Не всех обманули эти вопли и эти документы. Многие понимали, что «Завещание» — фальшивка, но не знали автора.
И не удивительно. В XX веке не забыли Петра I, но не вспоминали о кавалере д’Еоне.
Кавалер д’Еон мог быть доволен своими успехами.
Вот уже два года кавалер живет в Петербурге. Веселый двор императрицы Елизаветы Петровны пришелся ему по душе, но неопределенное положение тайного агента французского правительства явно тяготило д’Еона. И не столько его угнетает должность тайного агента, сколько сознание того, что из «тайных» закрыта дорога к блестящей карьере «явных». А кавалеру очень хочется самому стать французским послом.
А потом это поручение…
…Перед отъездом в Россию Людовик XV удостоил д’Еона аудиенцией, обласкал, а затем вручил инструкцию: тайно собирать сведения о политическом, военном и финансовом состоянии России, ее настоящих и будущих видах на Польшу, о ее намерениях относительно Турции и Швеции, о расположении императрицы и ее министров к Франции, Англии, германским государствам, о склонности русского правительства к войне или миру, о том, преданны ли малороссийские казаки русскому правительству, о партиях внутри петербургского двора…
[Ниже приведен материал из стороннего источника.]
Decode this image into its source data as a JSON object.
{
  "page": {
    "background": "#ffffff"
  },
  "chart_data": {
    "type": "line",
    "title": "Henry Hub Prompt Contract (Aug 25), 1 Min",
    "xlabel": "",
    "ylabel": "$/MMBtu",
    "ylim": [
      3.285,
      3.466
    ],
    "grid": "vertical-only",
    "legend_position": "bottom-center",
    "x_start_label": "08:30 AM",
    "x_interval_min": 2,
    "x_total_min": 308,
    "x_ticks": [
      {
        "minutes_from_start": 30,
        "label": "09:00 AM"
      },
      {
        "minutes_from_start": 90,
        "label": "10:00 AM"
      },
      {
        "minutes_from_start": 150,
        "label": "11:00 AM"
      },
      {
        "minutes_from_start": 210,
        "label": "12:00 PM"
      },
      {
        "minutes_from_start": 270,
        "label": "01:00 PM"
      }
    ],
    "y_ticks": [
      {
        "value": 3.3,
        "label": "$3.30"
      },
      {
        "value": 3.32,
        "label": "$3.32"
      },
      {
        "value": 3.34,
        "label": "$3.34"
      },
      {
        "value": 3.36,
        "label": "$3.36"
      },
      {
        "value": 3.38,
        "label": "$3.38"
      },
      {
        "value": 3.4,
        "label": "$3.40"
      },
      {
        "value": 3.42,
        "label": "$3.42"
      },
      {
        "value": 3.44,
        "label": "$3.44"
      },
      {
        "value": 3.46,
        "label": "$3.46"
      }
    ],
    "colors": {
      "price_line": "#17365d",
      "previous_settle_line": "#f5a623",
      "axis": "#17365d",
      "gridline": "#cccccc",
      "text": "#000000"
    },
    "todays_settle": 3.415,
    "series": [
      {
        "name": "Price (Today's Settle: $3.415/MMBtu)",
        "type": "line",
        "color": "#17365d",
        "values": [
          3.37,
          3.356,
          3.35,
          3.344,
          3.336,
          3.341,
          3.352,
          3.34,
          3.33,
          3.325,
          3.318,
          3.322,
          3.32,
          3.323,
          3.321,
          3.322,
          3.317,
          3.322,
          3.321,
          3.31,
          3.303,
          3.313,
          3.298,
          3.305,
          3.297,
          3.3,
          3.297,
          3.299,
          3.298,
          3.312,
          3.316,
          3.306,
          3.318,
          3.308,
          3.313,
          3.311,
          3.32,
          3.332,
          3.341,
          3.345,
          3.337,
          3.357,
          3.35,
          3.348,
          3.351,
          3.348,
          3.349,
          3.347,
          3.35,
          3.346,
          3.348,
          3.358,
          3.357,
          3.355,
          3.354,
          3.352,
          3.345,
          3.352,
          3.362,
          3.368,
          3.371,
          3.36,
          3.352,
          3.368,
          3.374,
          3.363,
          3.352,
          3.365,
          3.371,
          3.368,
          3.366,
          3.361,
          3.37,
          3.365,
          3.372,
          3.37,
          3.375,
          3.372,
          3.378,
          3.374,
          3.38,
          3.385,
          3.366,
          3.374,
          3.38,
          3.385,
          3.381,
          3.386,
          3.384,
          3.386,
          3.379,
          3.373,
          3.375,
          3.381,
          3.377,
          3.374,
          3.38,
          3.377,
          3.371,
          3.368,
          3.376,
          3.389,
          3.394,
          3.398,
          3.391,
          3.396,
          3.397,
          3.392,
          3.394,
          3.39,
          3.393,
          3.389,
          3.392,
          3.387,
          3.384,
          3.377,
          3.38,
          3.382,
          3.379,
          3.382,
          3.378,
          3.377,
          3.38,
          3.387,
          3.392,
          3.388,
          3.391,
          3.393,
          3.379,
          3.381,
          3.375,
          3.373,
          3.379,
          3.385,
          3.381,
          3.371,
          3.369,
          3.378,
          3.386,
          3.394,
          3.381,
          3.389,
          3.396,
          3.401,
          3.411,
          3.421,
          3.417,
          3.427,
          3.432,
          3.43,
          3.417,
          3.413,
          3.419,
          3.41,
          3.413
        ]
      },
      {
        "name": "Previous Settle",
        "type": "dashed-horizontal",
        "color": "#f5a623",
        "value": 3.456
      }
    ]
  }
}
Кавалер повторяет наизусть всю инструкцию. В ней еще немало пунктов. Но вот беда: за два года он не сумел исчерпывающе ответить ни на один из них.
Ему, правда, удалось близко сойтись с вице-канцлером Воронцовым, да и сама императрица Елизавета благосклонно выслушивает комплименты. Но в придворных кругах живут сплетнями, слухами, интригами. И очень трудно слух отличить от правды, сплетню от подлинного факта. К тому же новый французский посол посматривает косо на пронырливого кавалера. Раз в три месяца д’Еон сообщает французскому правительству самые неблагоприятные сведения о после, в Париже доносы агента аккуратно подшивают, но не дают им ходу.
В 1756 году Россия вступила в войну с Пруссией на стороне Австрии. Австрию поддерживала и Франция. Стараниями французской дипломатии в 1757 году между Россией и версальским двором был заключен союзный договор. Французский посол поспешил отправить в Париж надоевшего ему кавалера с известием о благополучном исходе переговоров.
Д’Еон всполошился. В Париже с него потребуют не только текст союзного договора с Россией, но и отчет по той инструкции, которую он получил от короля.
В его распоряжении было мало времени, неудобство приходилось компенсировать фантазией. И она подсказала выход: написать «Завещание Петра Великого», положив в основу его ответы на вопросы инструкции. Но д’Еон торопился и впопыхах наделал много ошибок.
Ему как-то и в голову не пришло, что Петр I не знал французского языка и мог писать только по-русски, а д’Еон, «снявший точную копию», не знал русского, да ему и не было надобности его изучать, так как в тех кругах России, в которых он вращался, говорили по-французски.
Не подумал кавалер и о том, что, если бы он состоял в интимной дружбе с императрицей Елизаветой, это было бы известно ее придворным, но ни один из них не вспоминает имени кавалера. Подвел д’Еона и стиль «Завещания», его высокопарность, так характерная для французской литературы середины XVIII века и совершенно отсутствующая в деловом суховатом языке Петра I. И не знал кавалер, что в начале XVIII века в России Польшу называли Речью Посполитой и никогда не называли Пруссию и другие немецкие княжества, курфюрства, герцогства Германией. А в языке французской дипломатии это было принято. И уже совсем заврался ловкий кавалер, сочиняя пункт 14. Ну кто поверит, что Петр I может писать о русских «диких ордах»; чтобы православных, живущих в пределах Речи Посполитой, Венгрии, Турции, русский царь назвал бы «греко-восточными отщепенцами»?
Да кавалеру и не поверили, когда он по прибытии в Париж преподнес «Завещание» министру иностранных дел Франции аббату Бернесу. Министр назвал этот документ «химерой» и велел положить в архив. А кавалер горько сетовал впоследствии: «На мое открытие не было обращено серьезного внимания потому, конечно, что оно было сделано молодым человеком».
Что же, д’Еон был бы доволен, если бы знал, как «более солидные по возрасту» люди возились с сочиненной им химерой, хотя эта возня принесла им еще худшую славу, нежели та, которой добился пронырливый французский агент.